The simplest act of defiance to encourage in your daughter

"I counted every calorie and wrote down everything I ate."

"I counted every calorie and wrote down everything I ate." Photo: Damian Bennett

There are far worse things than being fat. You can be stupid or boring, for example. In fact, being obsessed about your weight and controlling everything that goes into your mouth practically guarantees you will be boring, even if you were once quite intelligent.

How would I know? I've been there.

All through my childhood and teens, I was skinny. My high-school lunch was two sausage rolls with sauce and a carton of chocolate milk, preceded at recess by a custard tart. I wasn't particularly sporty or active, I just burned up the calories.

When I hit my 20s, however, I began to put on weight. My boyfriend (now hubby) didn't care - but then I overheard myself being described at work as "the plump girl in the corner" and went on a diet.

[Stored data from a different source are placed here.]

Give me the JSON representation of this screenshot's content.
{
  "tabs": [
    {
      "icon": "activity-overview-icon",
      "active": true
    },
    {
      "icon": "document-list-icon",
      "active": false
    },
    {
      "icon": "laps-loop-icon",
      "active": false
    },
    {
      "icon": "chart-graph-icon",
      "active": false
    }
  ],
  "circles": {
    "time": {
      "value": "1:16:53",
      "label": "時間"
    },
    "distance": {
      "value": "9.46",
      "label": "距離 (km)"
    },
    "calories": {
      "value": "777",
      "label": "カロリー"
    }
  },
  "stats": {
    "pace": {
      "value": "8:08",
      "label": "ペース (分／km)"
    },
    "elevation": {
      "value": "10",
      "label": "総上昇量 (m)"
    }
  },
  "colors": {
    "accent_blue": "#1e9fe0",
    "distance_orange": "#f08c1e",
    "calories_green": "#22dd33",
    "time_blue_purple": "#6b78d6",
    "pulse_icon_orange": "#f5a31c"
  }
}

I whittled myself down to a slender 45 kilos. Don't panic - I am only 155 centimetres tall, so that is not as drastic as it sounds. But the diet was rigorous. I ate one small evening meal, no breakfast and got through the day on a tub of low-fat yoghurt and a piece of fruit. I also exercised fanatically.

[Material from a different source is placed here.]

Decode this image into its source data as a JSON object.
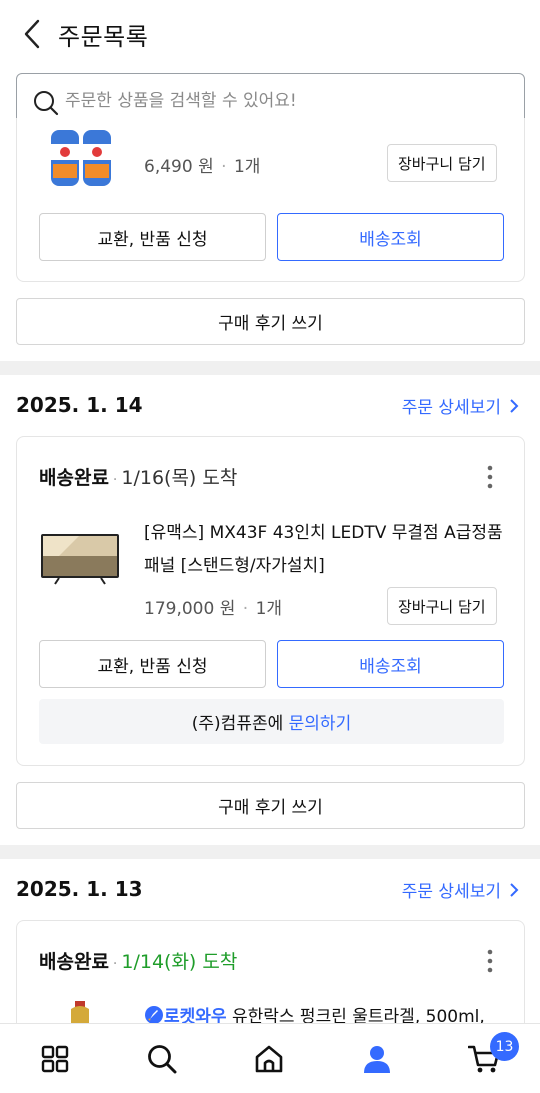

I counted every calorie and wrote down everything I ate. I weighed myself daily and if I reached 46 kilos I descended into despair and semi-starvation. I castigated myself to anyone who would listen every time I gave in to the smallest indulgence. When I felt hungry, I felt virtuous. When I felt full, I felt guilty. Frankly, I was neurotic, narcissistic and screamingly dull. I even bored myself. All I did was obsess over my supposed "fat bits" - in my case, my belly. It was never flat, no matter how thin I became. I even remember hitting this small protuberance hard over and over in a kind of absurd self-punishment.

I gave up that diet when I became pregnant because even I realised that such a tiny amount of food was not enough to grow a healthy baby. Even so, my top pregnancy weight with my first child was 55 kilos (admittedly she was born five weeks premature) and 57 kilos with my second.

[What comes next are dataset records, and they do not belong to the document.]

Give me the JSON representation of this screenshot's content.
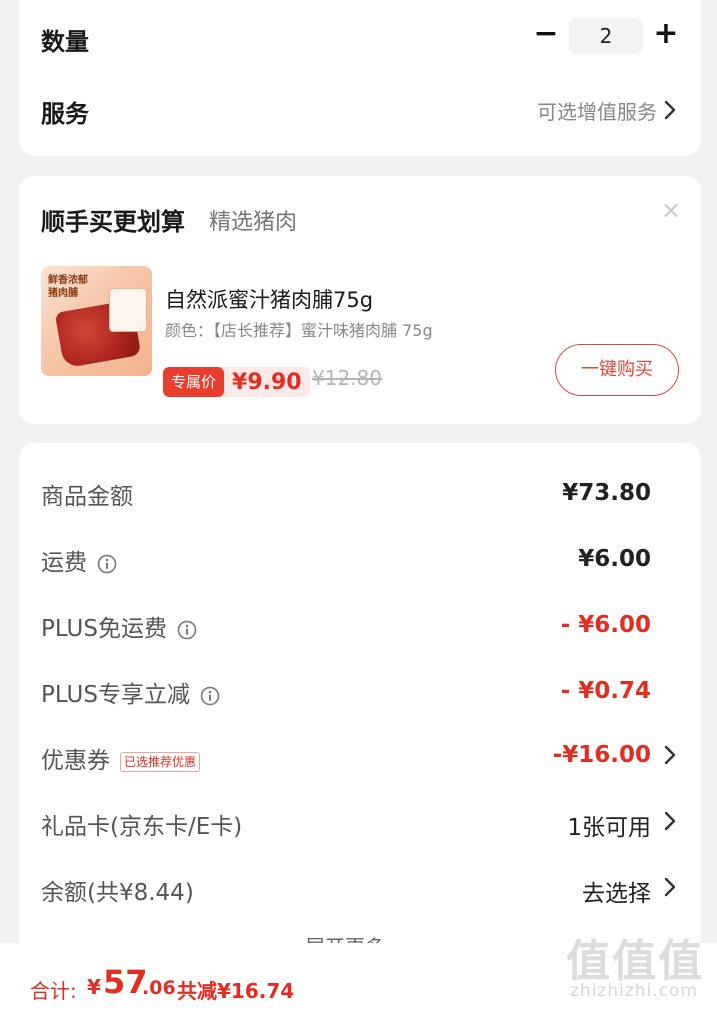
{
  "quantity": {
    "label": "数量",
    "minus": "−",
    "value": "2",
    "plus": "+"
  },
  "service": {
    "label": "服务",
    "value": "可选增值服务"
  },
  "upsell": {
    "title": "顺手买更划算",
    "subtitle": "精选猪肉",
    "close": "×",
    "product": {
      "image_text_1": "鲜香浓郁",
      "image_text_2": "猪肉脯",
      "name": "自然派蜜汁猪肉脯75g",
      "spec": "颜色：【店长推荐】蜜汁味猪肉脯 75g",
      "promo_label": "专属价",
      "promo_price": "¥9.90",
      "original_price": "¥12.80",
      "buy_button": "一键购买"
    }
  },
  "prices": {
    "goods": {
      "label": "商品金额",
      "value": "¥73.80"
    },
    "shipping": {
      "label": "运费",
      "value": "¥6.00"
    },
    "plus_free_shipping": {
      "label": "PLUS免运费",
      "value": "- ¥6.00"
    },
    "plus_discount": {
      "label": "PLUS专享立减",
      "value": "- ¥0.74"
    },
    "coupon": {
      "label": "优惠券",
      "badge": "已选推荐优惠",
      "value": "-¥16.00"
    },
    "gift_card": {
      "label": "礼品卡(京东卡/E卡)",
      "value": "1张可用"
    },
    "balance": {
      "label": "余额(共¥8.44)",
      "value": "去选择"
    },
    "expand_more": "展开更多"
  },
  "bottom": {
    "total_label": "合计:",
    "currency": "¥",
    "total_int": "57",
    "total_dec": ".06",
    "saved": "共减¥16.74"
  },
  "watermark": {
    "glyphs": "值值值",
    "site": "zhizhizhi.com"
  },
  "colors": {
    "accent_red": "#e42d1f",
    "card_bg": "#ffffff",
    "page_bg": "#f2f2f2"
  }
}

But nature will win out. I am from a short, fat family and my sisters and I all put on weight when we breastfed. Weight I have struggled with ever since. There is hardly a diet I haven't tried. Some work for a while but eventually the weight always goes back on.

This is partly because I cannot raise the energy to obsess over food any more. I am fatter but much happier. I am fatter but far less self-absorbed and much more interesting to be around.

I watch with sadness the tendency for so many young women to do what I used to do: allow themselves tiny amounts of food to stay thin. Some of them topple over into full-blown eating disorders such as bulimia and anorexia.

I don't pretend to know what causes severe eating disorders, but I do know why I obsessed about my own weight when I was young: I felt out of control as a young woman trying to find my place in the world and being thin gave me a spurious feeling of power.

The Butterfly Foundation launched a campaign this month asking people to paint their middle fingernail to help raise awareness about eating disorders. They are also encouraging people to put that middle finger to good use if anyone should "diss" their appearance.

Flipping the bird is a healthier way of holding on to your own power than denying yourself food. It says, "I reject your judgment of me and I will not allow it to affect how I feel about myself." Even if it is just a gesture, it is a defiant one.

It is an entirely good thing to encourage defiance in our daughters. It may even become an act of defiance for a young woman to simply eat whatever she wants.